Besides, “minimizing him is easy for me,” he says. “I don’t want to see him have adventures. I really just don’t have any interest in looking at his face more than I have to.”
Reid can’t say quite yet when or where this “ridiculous sci-fi nerd orgy” will premiere. He might produce it himself, but he’s hoping to find a production company and team to work with to make it bigger and better than he could on his own, and to help him get it on a popular streaming or cable platform.

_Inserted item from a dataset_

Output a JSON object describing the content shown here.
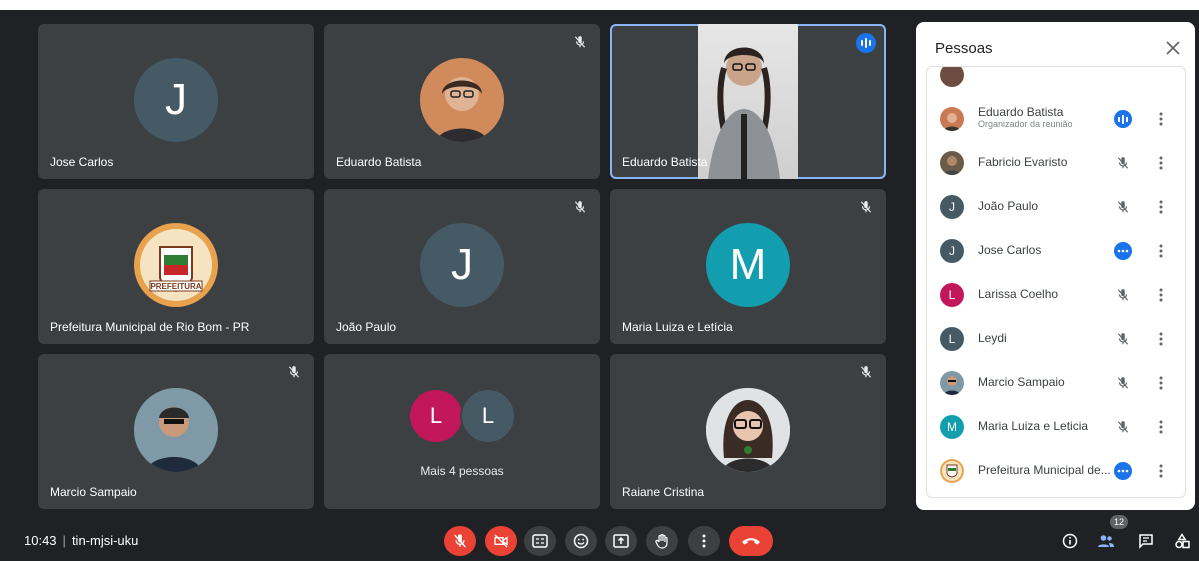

The show may sound like a partisan echo chamber with an animated-time-travel-adventure veneer, and in some ways, Reid concedes it is a “liberal wet dream.” He knows that the premise of the series “might make anyone on the right side of the political spectrum want to vomit,” he wrote in his Kickstarter FAQ (now also in the FAQ section of a new website launched after the project was funded). “I can’t change that. I also really believe that anyone who watches it will also see that we’re making fun of ourselves, the left, so much more than the right. And THAT’s something that we’ve forgotten how to do in the age of Trump.”
And although the show is built on the idea that Obama and Biden might be able to go back in time and fix things, Reid isn’t convinced anything should really be changed. “The humanist in me is starting to come to terms with the fact that maybe we don’t really want to change the past,” Reid says. “It makes us who we are.”